Mrs. Aditi Patil Reasearch Associate at Prabhudas Lilladher.
- Cross currency headwinds of 100-200bps QoQ to impact USD revenue growth.
- Margins to decline ~100-200bps QoQ led by wage hikes, higher retention costs and increased travel costs.
- Key things to monitor for Q1FY23E - 1) impact of weak macro environment on deal pipeline & tech budgets and 2) commentary on hiring and attrition.
We estimate healthy revenue growth of 2.7-4.5% QoQ CC (avg: 3.4%) for Tier-1 and 2.5-5.8% QoQ CC (avg: 3.7%) for Tier-2. However, USD revenue growth will be lower due to cross currency headwinds of 100-200bps QoQ. We anticipate margins to decline by 100-200bps QoQ led by wage increments, higher retention costs, increased travel costs and drop in utilization levels. We expect healthy deal wins in Q1. Further management may reiterate strength in near term demand. We expect Infy and HCLT to maintain their revenue and margin guidance for FY23. Commentary on health of consumer facing verticals and reprioritization of client spends would be key points to monitor.

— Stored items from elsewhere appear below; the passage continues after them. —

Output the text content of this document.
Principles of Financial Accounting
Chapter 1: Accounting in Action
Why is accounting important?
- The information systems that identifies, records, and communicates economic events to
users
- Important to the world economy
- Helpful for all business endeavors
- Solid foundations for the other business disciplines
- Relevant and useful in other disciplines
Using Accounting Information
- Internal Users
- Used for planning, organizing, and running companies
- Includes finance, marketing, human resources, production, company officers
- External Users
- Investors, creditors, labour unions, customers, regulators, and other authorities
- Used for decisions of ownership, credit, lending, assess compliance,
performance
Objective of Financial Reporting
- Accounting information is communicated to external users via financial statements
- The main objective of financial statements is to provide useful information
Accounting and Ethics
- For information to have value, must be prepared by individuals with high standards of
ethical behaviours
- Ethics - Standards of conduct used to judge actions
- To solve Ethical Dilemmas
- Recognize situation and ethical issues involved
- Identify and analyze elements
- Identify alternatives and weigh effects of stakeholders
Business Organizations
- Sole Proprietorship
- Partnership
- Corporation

We shift from DCF based valuation to PE multiple based relative valuation and tune our target multiples factoring risk of slowdown in technology spends, given worsening global macro. We reduced our revenue estimates by 3-5% baking in moderation in IT demand. We prefer INFY & TCS among Tier 1 given strong growth momentum on a high base and best in class operating metrics. Among Tier-2 we prefer Coforge, Mindtree & LTI.